Dáil debates

Wednesday, 22 June 2016

Revised Estimates for Public Services 2016 (Resumed)

 

9:35 pm

Photo of Mick BarryMick Barry (Cork North Central, Anti-Austerity Alliance) | Oireachtas source

The Government's approach to the Revised Estimates shows that despite the setback in its fortunes last February, which to a large degree can be attributed to its overblown claims of recovery, we still have all the cuts and impositions left in situ. Lessons have not been learned about the hardship being felt.

Savage cuts in the one-parent family payment, which remain unaltered, were implemented by the former Minister, Deputy Burton, on the basis that so-called Scandinavian standards of affordable child care would come on stream. This still proves to be a chimera. Such cuts served to tip a number of predominantly young mothers into homelessness.

The provision for activation schemes remains unaltered. We have to square the projected spend for the remainder of the year with the utterances of Ministers about their desire to see the abolition of JobBridge. It is uncontested that this scheme has been abused by employers who blatantly used it as a substitute for real jobs. JobBridge represented an attack principally on young people. This was compounded by blatant discrimination in the form of reduced social welfare payments for those under 25. Attacks like this, combined with the horrendous situation with accommodation, amounts to the Government infantilising young adults, forcing them to be dependent on their parents or, worse, serving as a push factor in leaving the youth no alternative but to emigrate. There is no alteration in the Estimates on this score.

The bereavement grant, which was a minor but important contribution towards funeral costs for the poorest in society, was scrapped almost outright by the previous Government. I know, for example, that the hardship the absence of this grant brings on the families of those who have died from heroin overdoses has become a topic of discussion at local drug task forces. Again, this situation remains unaltered.

Family income supplement, FIS, is absolutely necessary for the families who receive it. That does not contradict the fact it is an indictment on employers and the prevalence of short hours and low pay. The projected increased spend this year over last year is, again, a reflection of the nature of the jobs recovery, which in large measure is being built on precariousness, with the taxpayer indirectly subsidising the profits of the private sector via income supports. The introduction and enforcement of a living wage and the abolition of short-hour, if-and-when contracts together would serve to lower expenditure on FIS on a proper basis.
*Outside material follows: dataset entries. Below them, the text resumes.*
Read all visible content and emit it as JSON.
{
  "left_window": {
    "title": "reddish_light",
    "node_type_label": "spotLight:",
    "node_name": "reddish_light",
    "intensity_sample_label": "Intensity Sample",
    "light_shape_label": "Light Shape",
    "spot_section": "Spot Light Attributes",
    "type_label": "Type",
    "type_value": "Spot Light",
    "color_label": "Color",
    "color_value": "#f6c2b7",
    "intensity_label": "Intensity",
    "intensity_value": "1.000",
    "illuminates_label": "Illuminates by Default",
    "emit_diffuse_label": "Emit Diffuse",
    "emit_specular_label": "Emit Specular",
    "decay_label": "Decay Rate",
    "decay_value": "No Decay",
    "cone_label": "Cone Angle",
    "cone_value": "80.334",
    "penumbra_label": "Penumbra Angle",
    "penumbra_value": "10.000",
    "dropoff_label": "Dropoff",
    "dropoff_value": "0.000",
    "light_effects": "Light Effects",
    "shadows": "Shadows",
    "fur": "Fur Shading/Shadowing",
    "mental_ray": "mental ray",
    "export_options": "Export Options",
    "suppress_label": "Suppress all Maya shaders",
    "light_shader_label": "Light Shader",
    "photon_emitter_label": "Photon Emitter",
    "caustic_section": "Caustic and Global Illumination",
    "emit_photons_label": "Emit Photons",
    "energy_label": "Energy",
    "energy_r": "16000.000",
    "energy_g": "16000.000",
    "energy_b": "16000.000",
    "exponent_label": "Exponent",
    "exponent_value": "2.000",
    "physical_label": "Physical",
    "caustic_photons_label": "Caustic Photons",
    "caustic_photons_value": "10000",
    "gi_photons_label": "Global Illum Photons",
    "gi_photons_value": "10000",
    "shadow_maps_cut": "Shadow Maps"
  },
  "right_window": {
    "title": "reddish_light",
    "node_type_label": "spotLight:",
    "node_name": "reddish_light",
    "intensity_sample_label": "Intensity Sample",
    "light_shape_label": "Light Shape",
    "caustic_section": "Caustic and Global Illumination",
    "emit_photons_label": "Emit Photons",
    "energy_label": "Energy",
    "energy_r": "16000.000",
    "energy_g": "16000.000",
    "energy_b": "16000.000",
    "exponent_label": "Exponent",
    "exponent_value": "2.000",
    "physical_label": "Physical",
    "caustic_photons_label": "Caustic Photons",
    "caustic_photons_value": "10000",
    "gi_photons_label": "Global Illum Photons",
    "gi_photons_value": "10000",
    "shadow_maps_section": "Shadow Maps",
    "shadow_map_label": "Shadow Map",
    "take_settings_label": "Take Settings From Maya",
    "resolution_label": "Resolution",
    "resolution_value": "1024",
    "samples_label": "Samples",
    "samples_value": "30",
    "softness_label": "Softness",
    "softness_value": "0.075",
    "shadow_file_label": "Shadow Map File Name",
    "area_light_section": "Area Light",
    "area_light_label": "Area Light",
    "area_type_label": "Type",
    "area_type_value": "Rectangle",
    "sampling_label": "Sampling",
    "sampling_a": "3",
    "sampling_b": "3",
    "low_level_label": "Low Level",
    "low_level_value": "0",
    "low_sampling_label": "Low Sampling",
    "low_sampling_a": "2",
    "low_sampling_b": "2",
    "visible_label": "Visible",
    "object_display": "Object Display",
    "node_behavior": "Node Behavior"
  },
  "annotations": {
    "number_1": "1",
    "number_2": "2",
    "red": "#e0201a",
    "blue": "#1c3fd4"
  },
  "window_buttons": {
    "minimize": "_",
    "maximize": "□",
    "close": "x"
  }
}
The combination of an explosion of unemployment at the start of the crisis and a simultaneous reduction of public sector numbers, which found its own reflection in the Department of Social Protection, meant that the experience of many people in their engagement with the Department of Social Protection has been one of waiting weeks and months for the processing of applications. Again, investment in adequate staffing at this stage could eradicate these waiting times which, besides providing relief to the applicant, would also ease the volume of inevitable queries and representations made to public representatives and the Department, which in itself represents a drain on resources.

The former Minister, Deputy Burton, applied cuts to rent supplement when, for a brief juncture at the start of the crisis, the average cost of rents dipped. The subsequent skyrocketing of rent saw no commensurate restoration or increases. Instead, all we have had is the very partial roll-out of the housing assistance payment, which itself carries a sting in its tail as those who receive it are removed from the housing allocation list. Again, this is a cut that remains intact.

We must also remember that the Revised Estimates in the Department of Social Protection, like those of every other Department, are a restatement of the succession of cuts that were imposed on public service workers, most of which remain in place even after the Lansdowne Road agreement expires. Workers in the Department experienced a pension levy, unilateral cuts to salary in 2010, the USC, increment freezes, additional enforced hours, which constitute an effective cut in the rate of pay, and lesser conditions for post-2011 entrants into the Civil Service.

A serious process of Revised Estimates would have reconsidered all these cuts and proposed upward revisions to spending to provide relief for hundreds of thousands of individuals and families who have been put through the ringer and for whom talk of a recovery remains a sick joke. Instead, the airwaves tomorrow will be taken up by Government promises to abolish USC within the lifetime of this Government. While this is absolutely necessary for low and middle-income workers, the lack of action on these issues demonstrates by default this Government's contempt for the section of the population who depend on welfare.